The explosion of democracy is one of the most significant developments of our times and it will inevitably continue. Who could not be moved by the weekend pictures of lines of Afghans voting for the first time - despite allegations of fraud - in their first presidential election? Indonesia, the world's largest Muslim country, is colored a "partly free" yellow on the Freedom House map but in light of recent elections, it should soon move into the green "free" column. Russia, in spite of Vladimir Putin's attempts to turn back the clock, will in time move from "partly free" to "free," and China, despite its leaders' vain hopes of maintaining Communist control over a population fast embracing a free-enterprise economy, will one day emerge from the ranks of the "not free" to become at least "partly free."
Even in Africa there is hope. Kenyan Wangari Maathai has just won the Nobel peace prize. The Norwegian Nobel Committee calls her an "inspiration for everyone in Africa fighting for sustainable development, democracy, and peace."
It is in the Muslim Middle East that the outlook is darkest.

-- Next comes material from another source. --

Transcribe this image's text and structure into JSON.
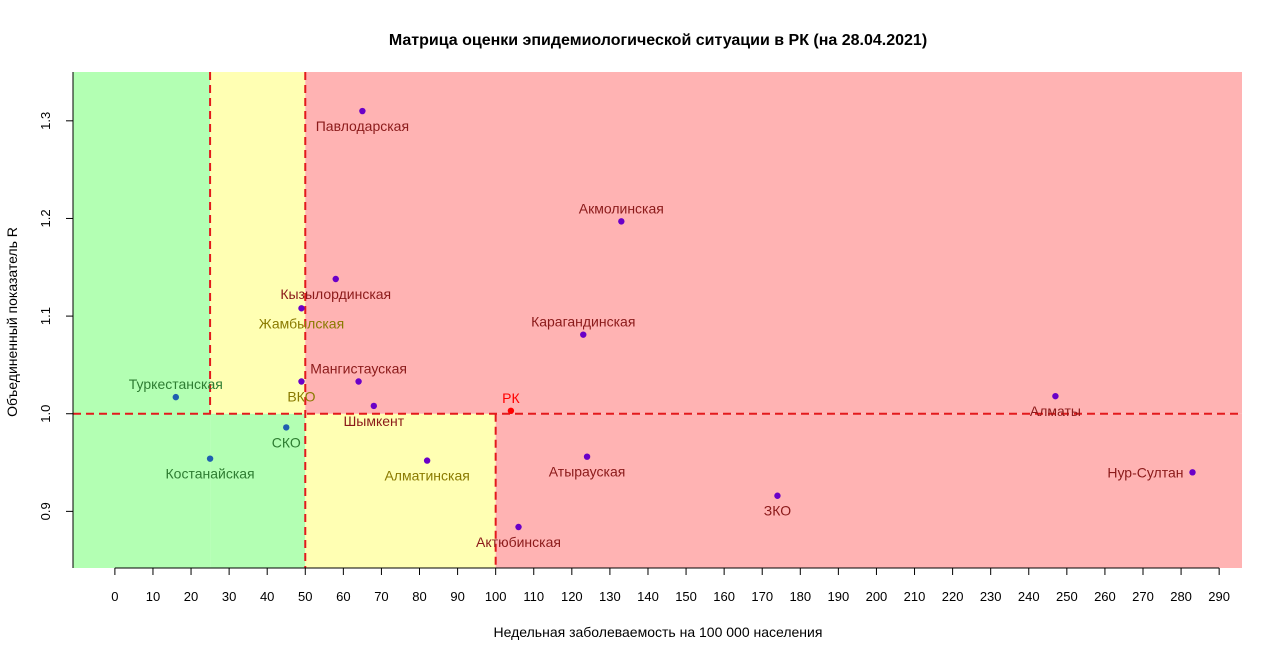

In Iraq, where a dictator guilty of enormous crimes against humanity has been removed, but where democracy's tender shoots are just being planted, the Bush administration places its hope in the emergence of ultimate freedom that could be an example to the backward and angry Arab world.
It is this hope, and particularly the manner in which it is to be realized, that has clearly set the candidates apart in the current debates underpinning the contest for the American presidency.

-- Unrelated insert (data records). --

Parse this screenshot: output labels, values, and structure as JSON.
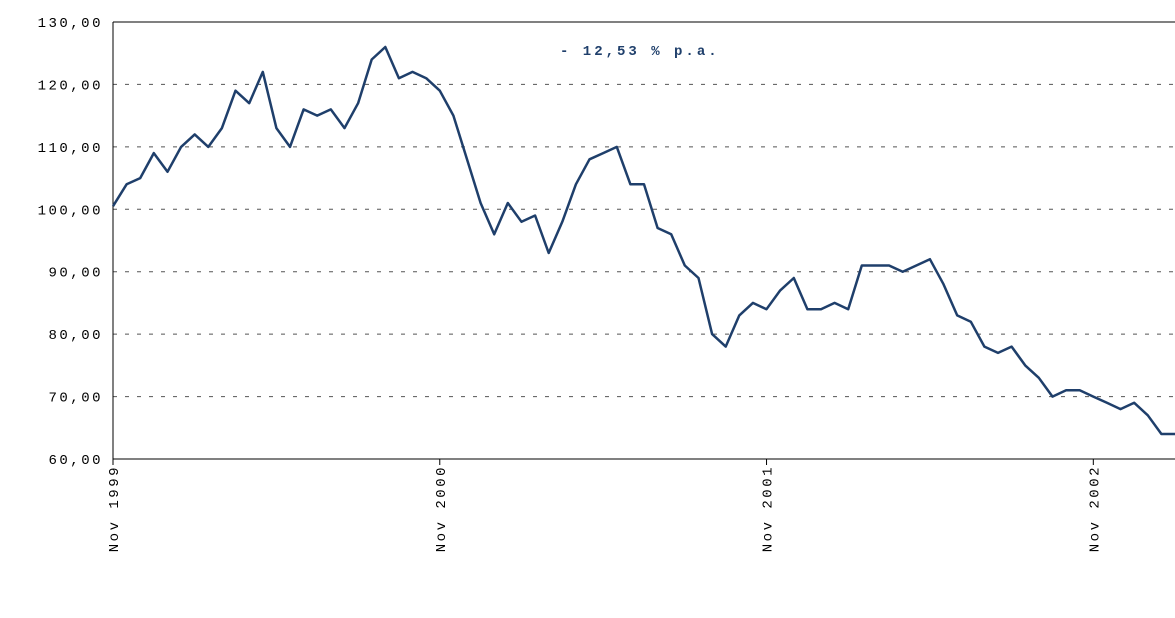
{
  "chart_data": {
    "type": "line",
    "annotation": "- 12,53 % p.a.",
    "categories": [
      "Nov 1999",
      null,
      null,
      null,
      null,
      null,
      null,
      null,
      null,
      null,
      null,
      null,
      null,
      null,
      null,
      null,
      null,
      null,
      null,
      null,
      null,
      null,
      null,
      null,
      "Nov 2000",
      null,
      null,
      null,
      null,
      null,
      null,
      null,
      null,
      null,
      null,
      null,
      null,
      null,
      null,
      null,
      null,
      null,
      null,
      null,
      null,
      null,
      null,
      null,
      "Nov 2001",
      null,
      null,
      null,
      null,
      null,
      null,
      null,
      null,
      null,
      null,
      null,
      null,
      null,
      null,
      null,
      null,
      null,
      null,
      null,
      null,
      null,
      null,
      null,
      "Nov 2002",
      null,
      null,
      null,
      null,
      null,
      null
    ],
    "series": [
      {
        "color": "#1f3f6b",
        "values": [
          100.5,
          104,
          105,
          109,
          106,
          110,
          112,
          110,
          113,
          119,
          117,
          122,
          113,
          110,
          116,
          115,
          116,
          113,
          117,
          124,
          126,
          121,
          122,
          121,
          119,
          115,
          108,
          101,
          96,
          101,
          98,
          99,
          93,
          98,
          104,
          108,
          109,
          110,
          104,
          104,
          97,
          96,
          91,
          89,
          80,
          78,
          83,
          85,
          84,
          87,
          89,
          84,
          84,
          85,
          84,
          91,
          91,
          91,
          90,
          91,
          92,
          88,
          83,
          82,
          78,
          77,
          78,
          75,
          73,
          70,
          71,
          71,
          70,
          69,
          68,
          69,
          67,
          64,
          64
        ]
      }
    ],
    "ylim": [
      60,
      130
    ],
    "yticks": [
      {
        "value": 60,
        "label": "60,00"
      },
      {
        "value": 70,
        "label": "70,00"
      },
      {
        "value": 80,
        "label": "80,00"
      },
      {
        "value": 90,
        "label": "90,00"
      },
      {
        "value": 100,
        "label": "100,00"
      },
      {
        "value": 110,
        "label": "110,00"
      },
      {
        "value": 120,
        "label": "120,00"
      },
      {
        "value": 130,
        "label": "130,00"
      }
    ],
    "grid": true
  }
}
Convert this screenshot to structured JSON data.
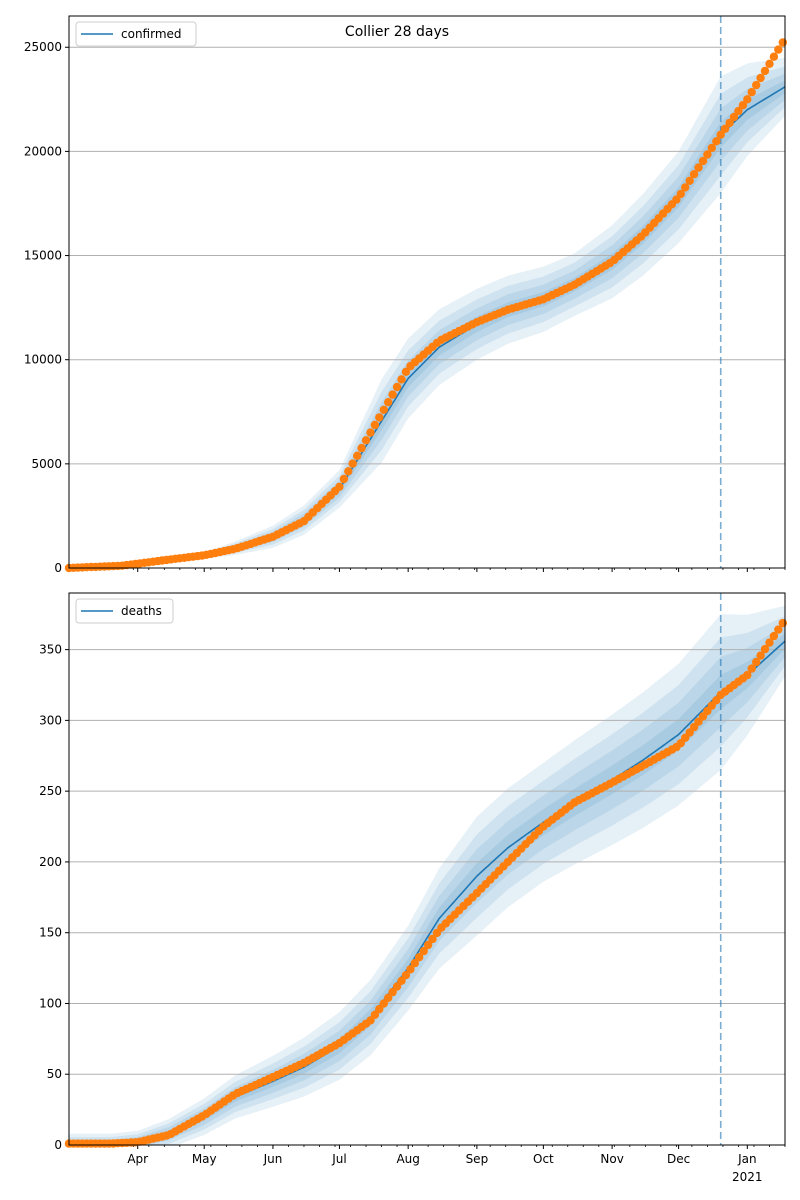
{
  "chart_data": [
    {
      "type": "line",
      "title": "Collier 28 days",
      "xlabel": "",
      "ylabel": "",
      "x_range": [
        "2020-03-01",
        "2021-01-18"
      ],
      "ylim": [
        0,
        26500
      ],
      "y_ticks": [
        0,
        5000,
        10000,
        15000,
        20000,
        25000
      ],
      "x_ticks": [
        {
          "date": "2020-04-01",
          "label": "Apr"
        },
        {
          "date": "2020-05-01",
          "label": "May"
        },
        {
          "date": "2020-06-01",
          "label": "Jun"
        },
        {
          "date": "2020-07-01",
          "label": "Jul"
        },
        {
          "date": "2020-08-01",
          "label": "Aug"
        },
        {
          "date": "2020-09-01",
          "label": "Sep"
        },
        {
          "date": "2020-10-01",
          "label": "Oct"
        },
        {
          "date": "2020-11-01",
          "label": "Nov"
        },
        {
          "date": "2020-12-01",
          "label": "Dec"
        },
        {
          "date": "2021-01-01",
          "label": "Jan",
          "sublabel": "2021"
        }
      ],
      "grid": "y",
      "legend": "upper-left",
      "forecast_start": "2020-12-20",
      "series": [
        {
          "name": "confirmed",
          "color": "#1f77b4",
          "kind": "line",
          "points": [
            [
              "2020-03-01",
              0
            ],
            [
              "2020-03-25",
              120
            ],
            [
              "2020-04-15",
              380
            ],
            [
              "2020-05-01",
              600
            ],
            [
              "2020-05-15",
              950
            ],
            [
              "2020-06-01",
              1500
            ],
            [
              "2020-06-15",
              2300
            ],
            [
              "2020-07-01",
              3800
            ],
            [
              "2020-07-15",
              6200
            ],
            [
              "2020-08-01",
              9100
            ],
            [
              "2020-08-15",
              10600
            ],
            [
              "2020-09-01",
              11700
            ],
            [
              "2020-09-15",
              12400
            ],
            [
              "2020-10-01",
              12900
            ],
            [
              "2020-10-15",
              13600
            ],
            [
              "2020-11-01",
              14700
            ],
            [
              "2020-11-15",
              16000
            ],
            [
              "2020-12-01",
              17800
            ],
            [
              "2020-12-20",
              20800
            ],
            [
              "2021-01-01",
              22000
            ],
            [
              "2021-01-18",
              23100
            ]
          ],
          "band_widths": [
            [
              "2020-03-01",
              0
            ],
            [
              "2020-05-01",
              150
            ],
            [
              "2020-07-01",
              900
            ],
            [
              "2020-07-20",
              2000
            ],
            [
              "2020-09-01",
              1700
            ],
            [
              "2020-10-15",
              1500
            ],
            [
              "2020-12-01",
              2200
            ],
            [
              "2020-12-20",
              2800
            ],
            [
              "2021-01-18",
              1400
            ]
          ]
        },
        {
          "name": "",
          "color": "#ff7f0e",
          "kind": "scatter",
          "points": [
            [
              "2020-03-01",
              0
            ],
            [
              "2020-03-25",
              110
            ],
            [
              "2020-04-15",
              400
            ],
            [
              "2020-05-01",
              610
            ],
            [
              "2020-05-15",
              920
            ],
            [
              "2020-06-01",
              1500
            ],
            [
              "2020-06-15",
              2250
            ],
            [
              "2020-07-01",
              3900
            ],
            [
              "2020-07-15",
              6500
            ],
            [
              "2020-08-01",
              9600
            ],
            [
              "2020-08-15",
              10900
            ],
            [
              "2020-09-01",
              11800
            ],
            [
              "2020-09-15",
              12400
            ],
            [
              "2020-10-01",
              12900
            ],
            [
              "2020-10-15",
              13600
            ],
            [
              "2020-11-01",
              14700
            ],
            [
              "2020-11-15",
              16000
            ],
            [
              "2020-12-01",
              17800
            ],
            [
              "2020-12-20",
              20800
            ],
            [
              "2021-01-01",
              22500
            ],
            [
              "2021-01-18",
              25400
            ]
          ]
        }
      ]
    },
    {
      "type": "line",
      "title": "",
      "xlabel": "",
      "ylabel": "",
      "x_range": [
        "2020-03-01",
        "2021-01-18"
      ],
      "ylim": [
        0,
        390
      ],
      "y_ticks": [
        0,
        50,
        100,
        150,
        200,
        250,
        300,
        350
      ],
      "x_ticks": [
        {
          "date": "2020-04-01",
          "label": "Apr"
        },
        {
          "date": "2020-05-01",
          "label": "May"
        },
        {
          "date": "2020-06-01",
          "label": "Jun"
        },
        {
          "date": "2020-07-01",
          "label": "Jul"
        },
        {
          "date": "2020-08-01",
          "label": "Aug"
        },
        {
          "date": "2020-09-01",
          "label": "Sep"
        },
        {
          "date": "2020-10-01",
          "label": "Oct"
        },
        {
          "date": "2020-11-01",
          "label": "Nov"
        },
        {
          "date": "2020-12-01",
          "label": "Dec"
        },
        {
          "date": "2021-01-01",
          "label": "Jan",
          "sublabel": "2021"
        }
      ],
      "grid": "y",
      "legend": "upper-left",
      "forecast_start": "2020-12-20",
      "series": [
        {
          "name": "deaths",
          "color": "#1f77b4",
          "kind": "line",
          "points": [
            [
              "2020-03-01",
              0
            ],
            [
              "2020-03-20",
              0
            ],
            [
              "2020-04-01",
              2
            ],
            [
              "2020-04-15",
              8
            ],
            [
              "2020-05-01",
              20
            ],
            [
              "2020-05-15",
              34
            ],
            [
              "2020-06-01",
              45
            ],
            [
              "2020-06-15",
              55
            ],
            [
              "2020-07-01",
              70
            ],
            [
              "2020-07-15",
              90
            ],
            [
              "2020-08-01",
              125
            ],
            [
              "2020-08-15",
              160
            ],
            [
              "2020-09-01",
              190
            ],
            [
              "2020-09-15",
              210
            ],
            [
              "2020-10-01",
              228
            ],
            [
              "2020-10-15",
              242
            ],
            [
              "2020-11-01",
              258
            ],
            [
              "2020-11-15",
              272
            ],
            [
              "2020-12-01",
              290
            ],
            [
              "2020-12-20",
              320
            ],
            [
              "2021-01-01",
              332
            ],
            [
              "2021-01-18",
              356
            ]
          ],
          "band_widths": [
            [
              "2020-03-01",
              8
            ],
            [
              "2020-04-01",
              8
            ],
            [
              "2020-06-01",
              18
            ],
            [
              "2020-08-01",
              30
            ],
            [
              "2020-09-01",
              42
            ],
            [
              "2020-10-01",
              42
            ],
            [
              "2020-12-01",
              50
            ],
            [
              "2020-12-20",
              55
            ],
            [
              "2021-01-18",
              25
            ]
          ]
        },
        {
          "name": "",
          "color": "#ff7f0e",
          "kind": "scatter",
          "points": [
            [
              "2020-03-01",
              1
            ],
            [
              "2020-03-20",
              1
            ],
            [
              "2020-04-01",
              2
            ],
            [
              "2020-04-15",
              7
            ],
            [
              "2020-05-01",
              21
            ],
            [
              "2020-05-15",
              36
            ],
            [
              "2020-06-01",
              48
            ],
            [
              "2020-06-15",
              58
            ],
            [
              "2020-07-01",
              72
            ],
            [
              "2020-07-15",
              88
            ],
            [
              "2020-08-01",
              122
            ],
            [
              "2020-08-15",
              152
            ],
            [
              "2020-09-01",
              178
            ],
            [
              "2020-09-15",
              200
            ],
            [
              "2020-10-01",
              225
            ],
            [
              "2020-10-15",
              242
            ],
            [
              "2020-11-01",
              256
            ],
            [
              "2020-11-15",
              268
            ],
            [
              "2020-12-01",
              282
            ],
            [
              "2020-12-20",
              318
            ],
            [
              "2021-01-01",
              332
            ],
            [
              "2021-01-18",
              371
            ]
          ]
        }
      ]
    }
  ]
}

The report last week by Charles Duelfer, top US inspector for Iraq, makes it clear that Iraq no longer had the weapons of mass destruction the Bush administration believed it had when it launched its invasion of Iraq. But former chief weapons inspector David Kay said the intelligence from a variety of countries at that time was unanimous that the weapons did exist. Mr. Kay says we need better intelligence collection, and more skeptical evaluation of it by politicians and government officials. However, Kay suggested to National Public Radio that had Al Gore been president at the time, he - given the same estimate - would have moved as determinedly against Saddam Hussein as did Bush.
Of course, we do not know whether Mr. Gore would have done so. Nor do we know, despite Senator Kerry's angry declaiming against Saddam Hussein at the time, whether he, if in the White House, would have been as tentative and cautious toward Iraq as he now says he would have been.
President Bush is unapologetic about moving on faulty weapons intelligence, and sees the overthrow of Saddam Hussein as part of a militant, near-religious vision to bring liberty to the unfree nations of the world. In an analysis of Kerry's foreign policy views in The New York Times Magazine last weekend, writer Matt Bai says that in the first debate, Bush seemed "to be looking at the world from a much higher altitude." In Bush's view, "America is the world's great force for freedom, unsparing in its use of preemptive might and unstinting in its determination to stamp out tyranny and terrorism." Kerry, by contrast, "seemed to offer no grand thematic equivalent."
Kerry rejects the "premise of viral democracy, particularly when the virus is introduced at gunpoint." The Times article suggests that if forced democracy is Bush's panacea for the world's ills, then Kerry's is diplomacy. "Kerry mentions the importance of cooperating with the world community so often that some of his strongest supporters wish he would ease up a bit," it states. Joe Biden, perhaps Kerry's closest friend in the Senate, is quoted in the Times article as despairing, "When people hear multilateral, they think multi-mush."
From Bush: militant pursuit of democracy. From Kerry: a more complex approach to what he sees as a more complex world. A clear distinction in their approaches.
• John Hughes, a former editor of the Monitor, is editor and chief operating officer of the Deseret Morning News.